Effects of repeated oxycodone administration on its analgesic and subjective effects in normal, healthy volunteers

Ziva D Cooper, Maria A Sullivan, Suzanne K Vosburg, Jeanne M Manubay, Margaret Haney, Richard W Foltin, Suzette M Evans, William J Kowalczyk, Phillip A Saccone, Sandra D Comer
Behavioural Pharmacology 2012, 23 (3): 271-9
Tolerance to the analgesic effects of opioids has been demonstrated in laboratory animals after repeated drug administration; yet, this effect has been studied less frequently under controlled laboratory conditions in humans. This within-subject, double-blind, placebo-controlled study was designed to determine whether tolerance developed to the analgesic, subjective, and physiological effects of the commonly prescribed opioid oxycodone when it was administered daily for 5 days. The effects of oxycodone (0, 5, and 20 mg/70 kg, orally) were compared, using a within-session cumulative dosing procedure, on the first and fifth days of the 'daily' dosing phase to assess for tolerance; active oxycodone was administered on the second and fourth days of the daily dosing phase. Changes in the effects of oxycodone were also compared when the medication was only administered on the first and the fifth day of a 5-day 'intermittent' dosing phase; placebo medication was administered on the second and fourth days of the intermittent dosing phase. A 9-day 'washout' period occurred between phases during which no medication was administered. Healthy volunteers (N=10) with no history of drug dependence or current drug use participated in this outpatient study. Analgesia was assessed using the cold pressor test, pain and drug effects were measured using a variety of questionnaires, and pupil diameter was monitored as an index of physiological effects.

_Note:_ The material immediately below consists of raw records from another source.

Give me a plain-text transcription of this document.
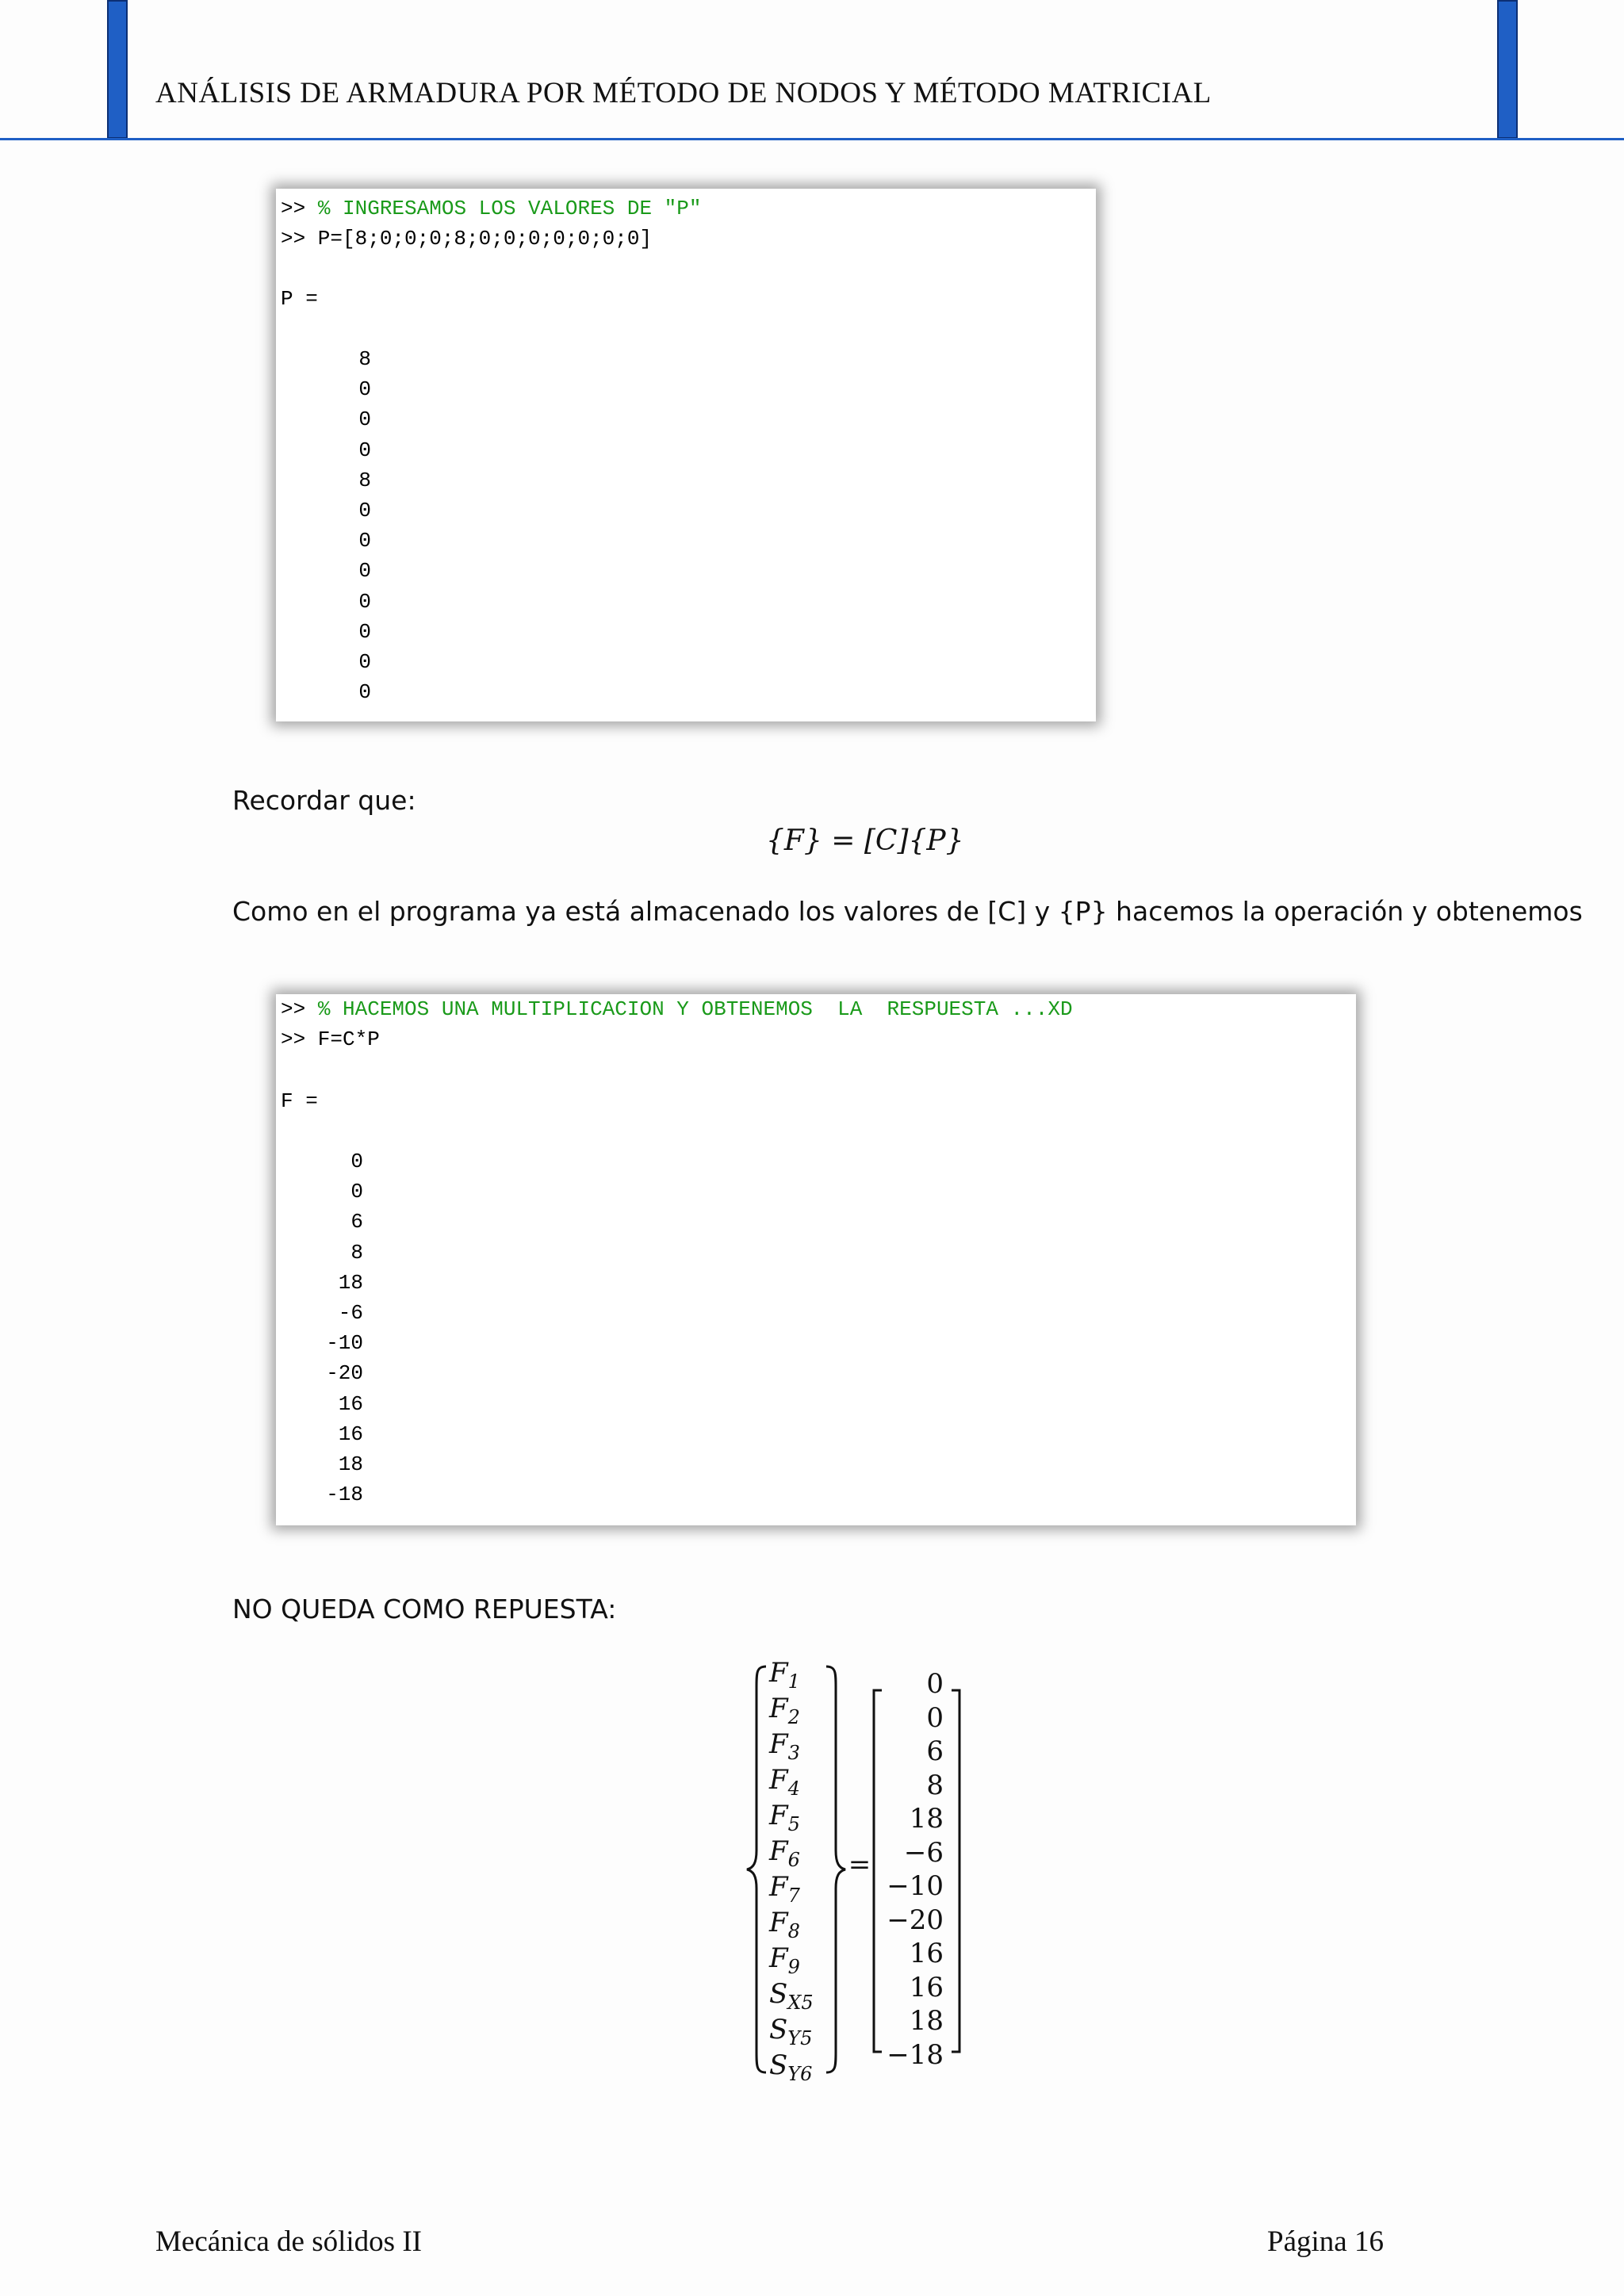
ANÁLISIS DE ARMADURA POR MÉTODO DE NODOS Y MÉTODO MATRICIAL
>> % INGRESAMOS LOS VALORES DE "P"
>> P=[8;0;0;0;8;0;0;0;0;0;0;0]
P =
8
0
0
0
8
0
0
0
0
0
0
0
Recordar que:
{F} = [C]{P}
Como en el programa ya está almacenado los valores de [C] y {P} hacemos la operación y obtenemos
>> % HACEMOS UNA MULTIPLICACION Y OBTENEMOS  LA  RESPUESTA ...XD
>> F=C*P
F =
0
0
6
8
18
-6
-10
-20
16
16
18
-18
NO QUEDA COMO REPUESTA:
$F_1$
$F_2$
$F_3$
$F_4$
$F_5$
$F_6$
$F_7$
$F_8$
$F_9$
$S_{X5}$
$S_{Y5}$
$S_{Y6}$
=
0
0
6
8
18
−6
−10
−20
16
16
18
−18
Mecánica de sólidos II	Página 16
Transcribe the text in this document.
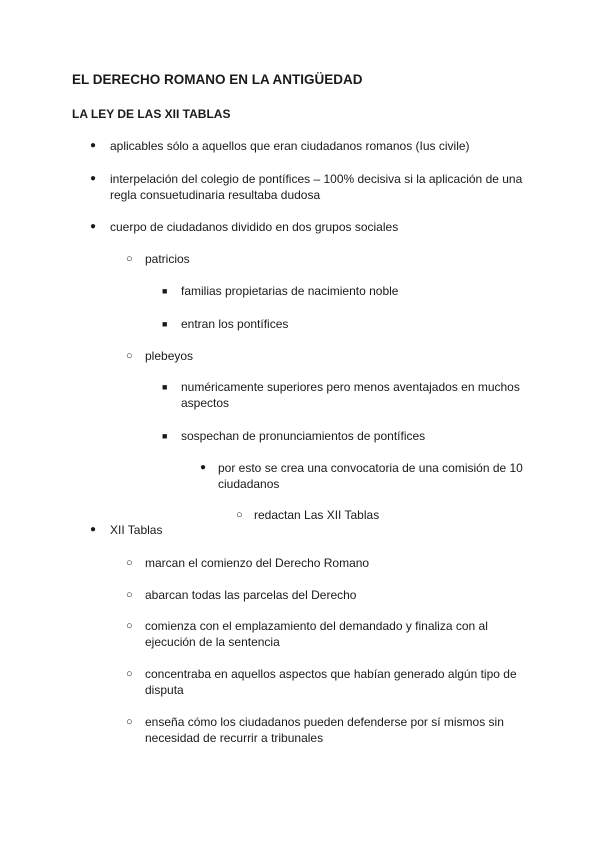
EL DERECHO ROMANO EN LA ANTIGÜEDAD
LA LEY DE LAS XII TABLAS
● aplicables sólo a aquellos que eran ciudadanos romanos (Ius civile)
● interpelación del colegio de pontífices – 100% decisiva si la aplicación de una regla consuetudinaria resultaba dudosa
● cuerpo de ciudadanos dividido en dos grupos sociales
○ patricios
■ familias propietarias de nacimiento noble
■ entran los pontífices
○ plebeyos
■ numéricamente superiores pero menos aventajados en muchos aspectos
■ sospechan de pronunciamientos de pontífices
● por esto se crea una convocatoria de una comisión de 10 ciudadanos
○ redactan Las XII Tablas
● XII Tablas
○ marcan el comienzo del Derecho Romano
○ abarcan todas las parcelas del Derecho
○ comienza con el emplazamiento del demandado y finaliza con al ejecución de la sentencia
○ concentraba en aquellos aspectos que habían generado algún tipo de disputa
○ enseña cómo los ciudadanos pueden defenderse por sí mismos sin necesidad de recurrir a tribunales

When administered daily, no differences were observed in oxycodone-induced analgesia between the first and the fifth days, but tolerance did develop to some of the positive subjective effects of oxycodone. In contrast, oxycodone-induced analgesia and participant ratings of some positive subjective drug effects were greater on the fifth compared with the first day of the intermittent dosing phase. No differences in the miotic effects of oxycodone between the first and the fifth days of either dosing phase were detected. Although obtained under limited experimental conditions, these findings suggest that tolerance may not develop to the analgesic effects of therapeutic doses of oxycodone under short-term daily dosing conditions, even though some of its subjective effects may decrease. These data also suggest that intermittent administration may enhance the analgesic effects of oxycodone, while also increasing some of the drug's positive subjective effects related to abuse liability.